To Understand Injustice, Get Close To It.
By Jerome Davis Growing up I had a passion for basketball and was awarded a scholarship to play at Jackson State University. My lifelong dream was realized when I was offered the opportunity to play professionally in Europe. Then I had a life-changing experience just before I was to leave. I attended a “Call of Justice” symposium in Montgomery, Alabama. The speaker was Bryan Stevenson, author of the book “Just Mercy” which was also made into a movie. He made some strong statements that resonated within me like: “Why do we throw away the broken?” and “Each of us is more than the worse thing we’ve done.” Then Mr. Stevenson made THE statement that altered the direction of my life “to understand injustice and inequity you must get closer to it.” After serving as an Intern for Mr. Stevenson’s Equal Justice Initiative, I moved to Memphis. I wanted to be in an urban location where I could make a difference. I currently work with an organization that assists hundreds of detainees make bail payments who would otherwise not be able to afford to post bail. Mr. Stevenson was right, “getting close” to people and situations has really opened my eyes.
It is becoming way too common for a youth who enters the traditional Judicial System to remain a victim of the same system that is intended to reform them. When youth are seen and treated as criminals, it is how they come to see themselves and sadly, they naturally follow the course to becoming a criminal. Spending time in the rough environment of jail and being forced to perform demeaning community service tasks is dehumanizing to the soul. They go into survival mode just to endure their sentence. While in this mode they are unable to think about personal growth or improvement…just surviving. This thought process becomes so ingrained in them that too often when they get out, they are still operating in survival mode. Their fate is sealed.
Change the Trajectory
In my experience, youth in trouble are missing something. Something, or a series of things, have happened that caused the youth’s path to veer off in the wrong direction. The Vo-Zone Judicial Program can help change this negative trajectory. Rather than imposing sentences of jail time or demeaning community service, the Vo-Zone Judicial Program is designed to help the accused identify a better path by assigning peer students to provide experiences created to inspire the accused to achieve and maintain positive progress.
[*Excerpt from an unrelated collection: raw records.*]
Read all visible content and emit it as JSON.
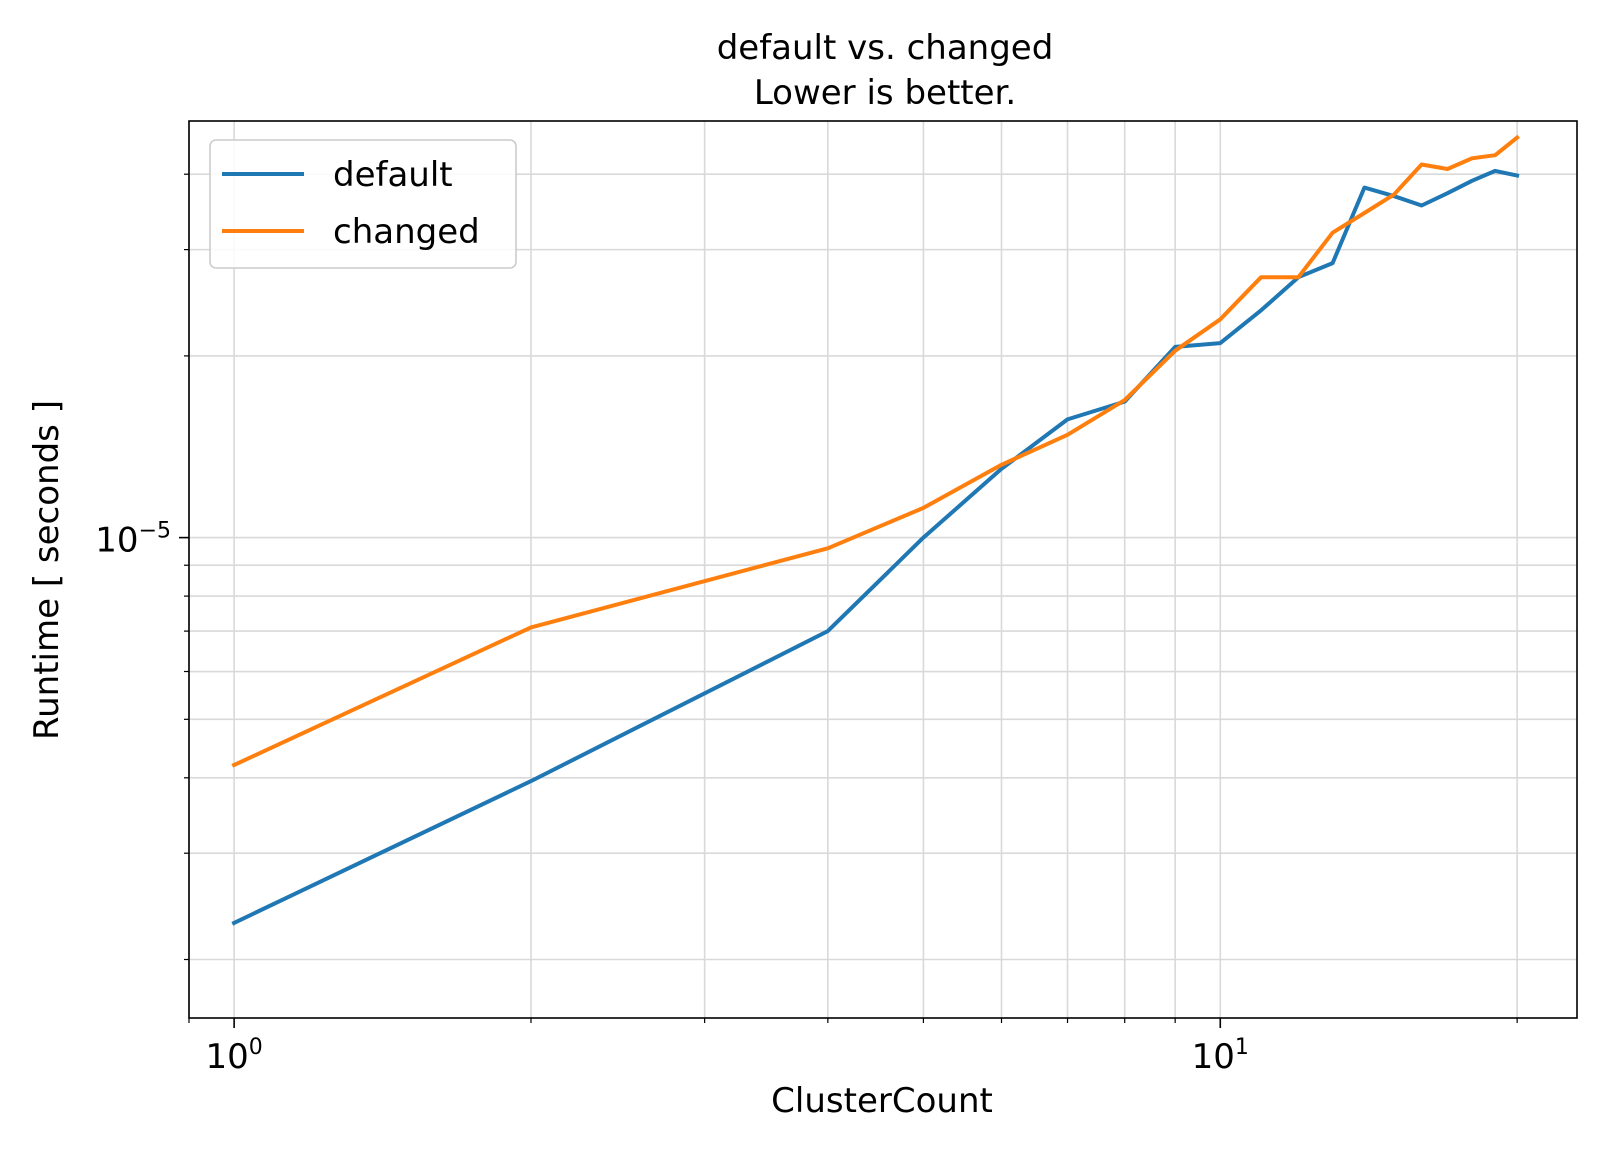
{
  "chart_data": {
    "type": "line",
    "title": "default vs. changed",
    "subtitle": "Lower is better.",
    "xlabel": "ClusterCount",
    "ylabel": "Runtime [ seconds ]",
    "xscale": "log",
    "yscale": "log",
    "xlim": [
      0.9,
      23
    ],
    "ylim": [
      1.6e-06,
      4.9e-05
    ],
    "grid": true,
    "legend_position": "top-left",
    "x_ticks": [
      {
        "value": 1,
        "base": "10",
        "exp": "0"
      },
      {
        "value": 10,
        "base": "10",
        "exp": "1"
      }
    ],
    "y_ticks": [
      {
        "value": 1e-05,
        "base": "10",
        "exp": "−5"
      }
    ],
    "x": [
      1,
      2,
      4,
      5,
      6,
      7,
      8,
      9,
      10,
      11,
      12,
      13,
      14,
      15,
      16,
      17,
      18,
      19,
      20
    ],
    "series": [
      {
        "name": "default",
        "color": "#1f77b4",
        "x": [
          1,
          2,
          4,
          5,
          6,
          7,
          8,
          9,
          10,
          11,
          12,
          13,
          14,
          15,
          16,
          17,
          18,
          19,
          20
        ],
        "values": [
          2.3e-06,
          3.95e-06,
          7e-06,
          1e-05,
          1.3e-05,
          1.57e-05,
          1.68e-05,
          2.07e-05,
          2.1e-05,
          2.38e-05,
          2.7e-05,
          2.85e-05,
          3.8e-05,
          3.68e-05,
          3.55e-05,
          3.72e-05,
          3.9e-05,
          4.05e-05,
          3.98e-05
        ]
      },
      {
        "name": "changed",
        "color": "#ff7f0e",
        "x": [
          1,
          2,
          4,
          5,
          6,
          7,
          8,
          9,
          10,
          11,
          12,
          13,
          14,
          15,
          16,
          17,
          18,
          19,
          20
        ],
        "values": [
          4.2e-06,
          7.1e-06,
          9.6e-06,
          1.12e-05,
          1.32e-05,
          1.48e-05,
          1.69e-05,
          2.04e-05,
          2.3e-05,
          2.7e-05,
          2.7e-05,
          3.2e-05,
          3.45e-05,
          3.7e-05,
          4.15e-05,
          4.08e-05,
          4.25e-05,
          4.3e-05,
          4.6e-05
        ]
      }
    ]
  }
}
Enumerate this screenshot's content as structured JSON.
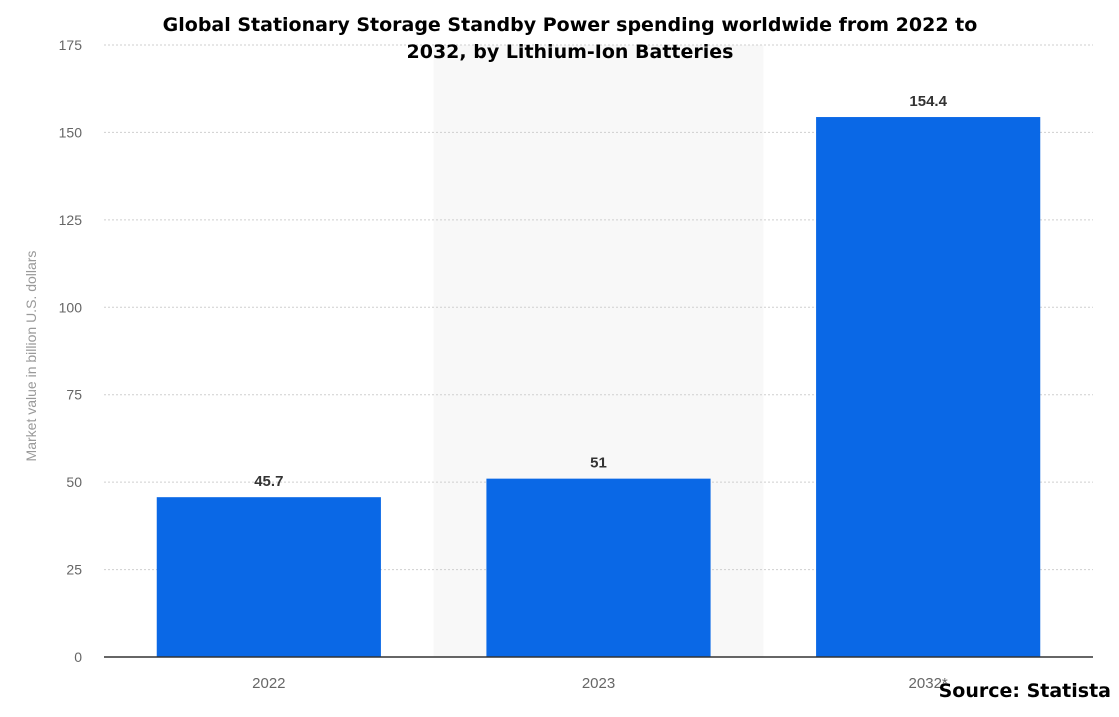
{
  "chart_data": {
    "type": "bar",
    "title": "Global Stationary Storage Standby Power spending worldwide from 2022 to 2032, by Lithium-Ion Batteries",
    "categories": [
      "2022",
      "2023",
      "2032*"
    ],
    "values": [
      45.7,
      51,
      154.4
    ],
    "data_labels": [
      "45.7",
      "51",
      "154.4"
    ],
    "xlabel": "",
    "ylabel": "Market value in billion U.S. dollars",
    "ylim": [
      0,
      175
    ],
    "yticks": [
      "0",
      "25",
      "50",
      "75",
      "100",
      "125",
      "150",
      "175"
    ],
    "grid": true,
    "highlighted_category": "2023",
    "bar_color": "#0a68e6",
    "highlight_color": "#f8f8f8",
    "source": "Source: Statista"
  }
}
Who would better understand the pressures and negative issues facing at-risk-youth than student peers from similar neighborhoods? For this reason, as soon as an accused youth is brought to a Vo-Zone facility, they are met with an encouraging group of their peers. These paid Student Interns, under the guidance of professional mentors, will serve as the Security Team, Attorneys, Judges and Juries throughout the entire trial process.
New Type of Sentencing
If the accused youth is found guilty in the Vo-Zone’s court room, they are sentenced to time spent in Vo-Zone’s programs. First, the sentenced youth will be assigned a team of paid Student Interns who are trained to guide them through a series of Escape Room type missions. These immersive experiences in the Escape Rooms are strategically designed to discover what is going on in the youth’s life.
As the second component of the sentence, the youth are required to spend time learning about a vocation of their choosing from the many offered. A paid Student-Intern, trained in that particular vocation, will shadow the youth throughout the process to provide support and positive encouragement.
The Vo-Zone’s School of Justice and Law will be an effective way to introduce youth to careers in Justice, Law and Service. The immersive nature of this learning experience will naturally draw them in. As Mr. Stevenson said, “To understand an issue you must be close to it.”